A pre-launch checklist for a money-movement feature is not a formality you run the day before you ship. It is the point where every earlier module gets verified against production reality instead of a staging environment that lies to you. The unhappy paths you scoped, the ledger you designed, the idempotency keys you wired, the reconciliation job you built: this is where you confirm they actually hold when the first real dollar moves.
The discipline here is binary. A checklist item is green or it is not. "Mostly works" is red. We treat a money feature as blocked until every line below is verifiably true, because the failure mode for payments is not a broken page, it is a customer charged twice or a payout that never lands.
Separate the environment before anything else
The most common launch-day failure has nothing to do with your logic. It is a configuration mismatch between test and live credentials. Every Stripe API request runs in either a sandbox or live mode, each mode has its own API keys, and objects created in one mode are not accessible in the other. Products, coupons, and prices built in a sandbox do not exist in live mode.
Webhooks are where this bites hardest. When you reuse the same endpoint URL, the signing secret differs between test and live. If production ships with the test webhook secret in place, every signature verification fails silently, the app ignores the events, and fulfillment stops with no error in your logs.
What to verify
- Live API keys are in production secrets, test keys are nowhere near it, and a single grep confirms no test key string ships in the build.
- The live webhook endpoint exists in the dashboard, points at the production URL, and your handler reads the live signing secret, not the test one.
- You have sent one real event through the live endpoint and watched it verify, parse, and complete the downstream action end to end.
Prove the ledger stays correct under load
Module 4 built a ledger that balances. The checklist confirms it still balances when concurrent writes hit it. Run a load test that fires overlapping operations against the same account and assert that debits and credits sum to zero across every account at the end.
Confirm that your idempotency keys actually deduplicate. Replay the same charge request five times with the same key and verify exactly one ledger entry and one external charge result. Then replay it after a simulated process crash mid-write, because that is the case that produces duplicates in the wild.
Here is a worked example from one launch. We replayed a $4,200 transfer request twice with the same idempotency key against the live-shaped staging ledger. The first call wrote the entry; the second returned the stored result without writing a second one. We then dropped the connection after the debit but before the credit and confirmed the retry completed the credit rather than re-running the debit. Only after both passed did that line go green.
Confirm reconciliation and the money path
Reconciliation is not a back-office nicety, it is the only thing that tells you the truth about what moved. Before launch, run your reconciliation job against a day of real-shaped test settlement data and confirm it flags a deliberately injected mismatch. A reconciler that never reports a break has not been proven to work.

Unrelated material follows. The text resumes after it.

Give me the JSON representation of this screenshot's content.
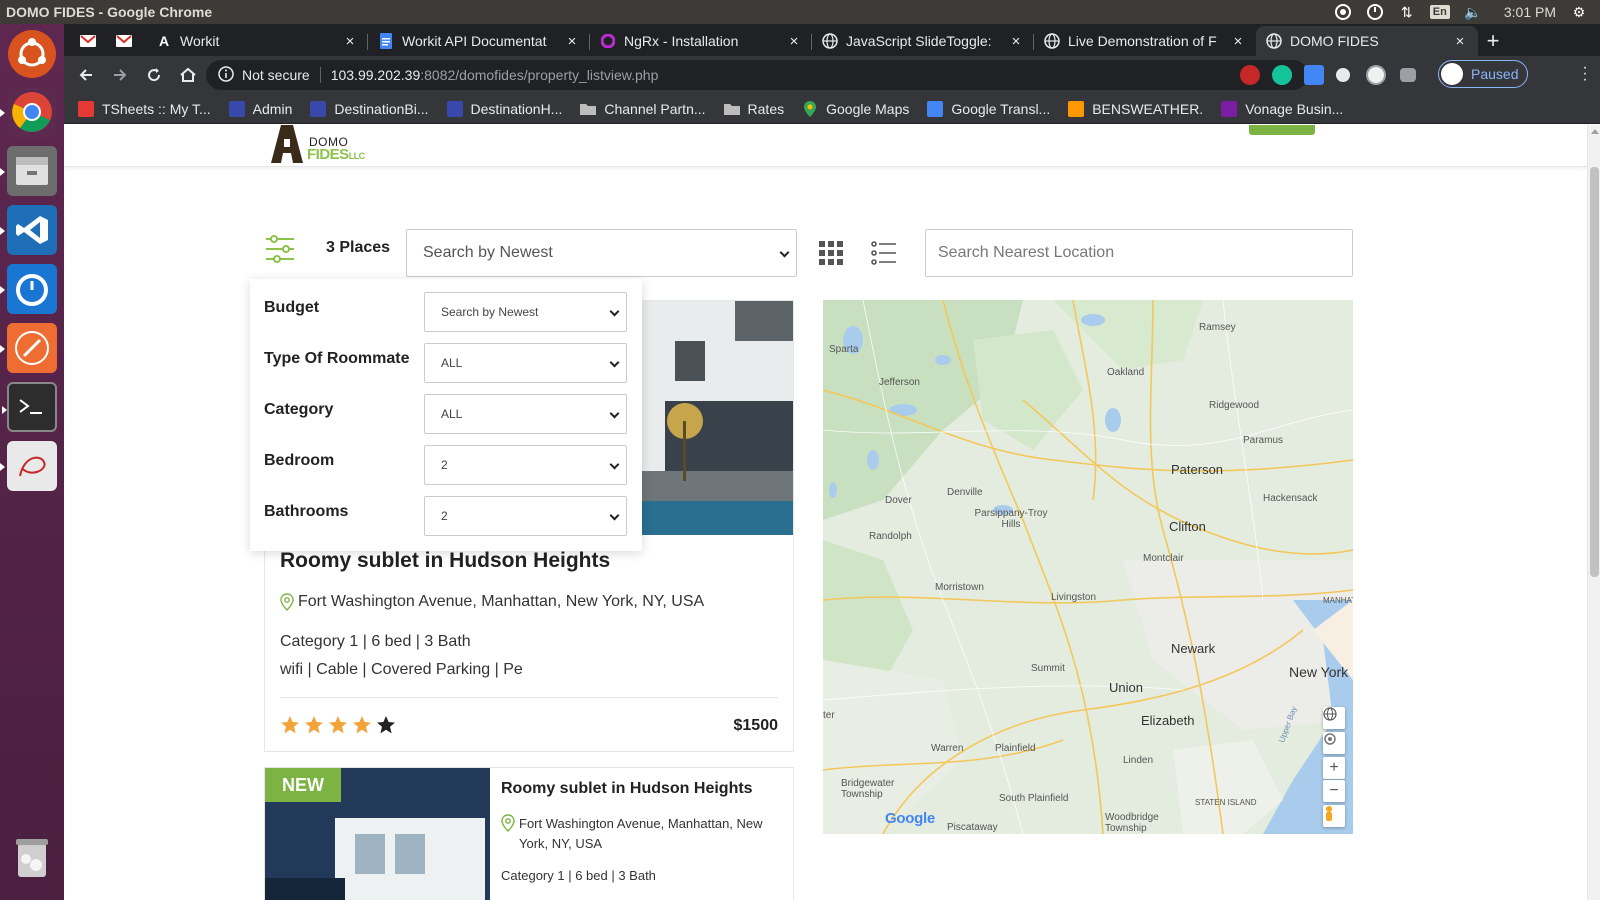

Verify settlement timing assumptions against the processor's actual schedule, not the number you remember. Confirm where funds land, when they become available, and what your system shows the customer in the gap between authorization and settlement.
Clear the compliance gates
Compliance is a hard gate, not a stretch goal. If the feature touches cardholder data, confirm the PCI DSS v4 requirements that became mandatory on March 31, 2025 are in place, including multi-factor authentication for all access to the cardholder data environment, a minimum twelve-character password length (eight where the system cannot support twelve), and encryption at the file, column, or field level rather than disk-level encryption, which on non-removable media no longer qualifies on its own for rendering the primary account number unreadable.
Confirm with your compliance owner in writing that the feature is cleared. A verbal "should be fine" is a red line on this checklist.
Compliance line items
- The data you store is the minimum needed, and you are not persisting full card numbers you have no reason to hold.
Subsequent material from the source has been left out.